Entire volume for 3/31/2010 on the OTC bond market was around 10K traded. However that is also not exactly true, because FINRA TRACE reports both sides of the trade. So a single purchase for 150 might show up three times, as 150 sold to a dealer, 150 sold dealer to dealer, and 150 from that dealer to the buyer. In a market where all buyers and sellers can see each other (like NYSE), there would be a single trade from the original seller to the ultimate buyer.
Immediately on NYSE we get over twice the volume with 24K+ traded (and remember these are more efficient transactions per the explanation above, so 24K on NYSE is like 40K volume on OTC bond market).

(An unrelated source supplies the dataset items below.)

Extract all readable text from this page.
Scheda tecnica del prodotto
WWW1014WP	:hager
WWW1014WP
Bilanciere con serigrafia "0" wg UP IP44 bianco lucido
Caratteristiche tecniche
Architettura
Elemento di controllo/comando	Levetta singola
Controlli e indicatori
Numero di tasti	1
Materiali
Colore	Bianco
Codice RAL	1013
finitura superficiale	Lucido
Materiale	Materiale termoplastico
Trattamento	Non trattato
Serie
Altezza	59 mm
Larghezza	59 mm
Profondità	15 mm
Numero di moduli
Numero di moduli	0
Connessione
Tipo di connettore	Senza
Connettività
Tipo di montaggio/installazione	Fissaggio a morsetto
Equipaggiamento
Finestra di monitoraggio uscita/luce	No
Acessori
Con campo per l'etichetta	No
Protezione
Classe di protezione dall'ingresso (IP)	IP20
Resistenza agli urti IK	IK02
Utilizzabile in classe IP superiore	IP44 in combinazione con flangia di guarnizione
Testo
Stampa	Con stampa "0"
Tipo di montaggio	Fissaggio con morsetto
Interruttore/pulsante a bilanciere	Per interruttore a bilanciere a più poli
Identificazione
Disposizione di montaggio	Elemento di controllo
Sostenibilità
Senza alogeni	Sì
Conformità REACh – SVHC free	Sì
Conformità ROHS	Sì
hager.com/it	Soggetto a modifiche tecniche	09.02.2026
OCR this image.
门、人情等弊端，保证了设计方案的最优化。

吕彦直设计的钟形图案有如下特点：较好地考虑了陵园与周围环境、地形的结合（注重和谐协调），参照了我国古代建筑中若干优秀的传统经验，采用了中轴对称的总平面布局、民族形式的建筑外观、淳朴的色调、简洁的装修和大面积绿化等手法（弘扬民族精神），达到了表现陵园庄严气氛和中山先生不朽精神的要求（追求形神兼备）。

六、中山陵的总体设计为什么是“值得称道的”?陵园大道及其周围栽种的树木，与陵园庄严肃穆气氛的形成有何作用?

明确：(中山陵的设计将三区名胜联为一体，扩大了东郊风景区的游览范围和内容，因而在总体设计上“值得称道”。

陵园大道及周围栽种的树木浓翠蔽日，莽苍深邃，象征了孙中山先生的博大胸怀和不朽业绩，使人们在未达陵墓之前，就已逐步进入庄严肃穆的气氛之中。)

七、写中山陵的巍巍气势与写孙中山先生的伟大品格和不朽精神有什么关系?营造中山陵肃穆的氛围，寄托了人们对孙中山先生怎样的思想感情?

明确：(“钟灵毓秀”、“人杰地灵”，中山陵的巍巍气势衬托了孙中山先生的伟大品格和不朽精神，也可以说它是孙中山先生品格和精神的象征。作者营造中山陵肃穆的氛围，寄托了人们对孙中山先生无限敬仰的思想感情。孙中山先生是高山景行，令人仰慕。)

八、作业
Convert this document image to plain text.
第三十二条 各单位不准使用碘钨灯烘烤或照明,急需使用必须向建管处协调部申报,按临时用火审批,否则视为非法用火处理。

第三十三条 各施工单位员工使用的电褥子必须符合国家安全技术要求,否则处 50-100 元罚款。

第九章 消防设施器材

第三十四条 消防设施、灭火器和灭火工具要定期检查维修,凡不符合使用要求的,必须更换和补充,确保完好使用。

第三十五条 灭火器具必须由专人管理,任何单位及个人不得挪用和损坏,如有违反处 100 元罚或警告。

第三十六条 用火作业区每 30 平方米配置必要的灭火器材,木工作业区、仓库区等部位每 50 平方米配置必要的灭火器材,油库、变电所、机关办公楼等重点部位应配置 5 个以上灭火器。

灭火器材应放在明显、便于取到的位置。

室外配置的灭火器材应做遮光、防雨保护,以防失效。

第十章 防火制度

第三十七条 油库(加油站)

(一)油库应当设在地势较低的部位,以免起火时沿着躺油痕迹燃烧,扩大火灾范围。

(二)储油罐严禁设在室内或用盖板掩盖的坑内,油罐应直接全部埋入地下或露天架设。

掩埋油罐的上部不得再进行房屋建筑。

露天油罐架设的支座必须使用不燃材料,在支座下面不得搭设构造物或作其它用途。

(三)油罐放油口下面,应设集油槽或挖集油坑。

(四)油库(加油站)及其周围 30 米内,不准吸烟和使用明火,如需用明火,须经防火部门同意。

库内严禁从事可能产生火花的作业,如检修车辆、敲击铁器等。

And - finally - with liquidity restored - the price of these bonds immediately jump up, and will probably continue up.
So case in point and proof once again that FINRA and the OTC bond market destroy all liquidity and pricing for the retail investor - just as they are designed to - in order to profit Wall Street Banks at the expense of consumers.
Thanks for the reference post. I had not looked at the FSA bonds on the FINRA site since the beginning of 2010. I hold my FSA bonds at Fidelity. Wow! has Fidelity been giving me a haircut on the mark to market. This is Fidelity's mark to market as of 3/30/2010....
FSB.GB Fidelity=$17.50 vs Trace at $20.1
FSB.GD Fidelity=$14.688 vs Trace at $16.8
I hold a lot of shares of both. This should make for a big market to market gain on April 1.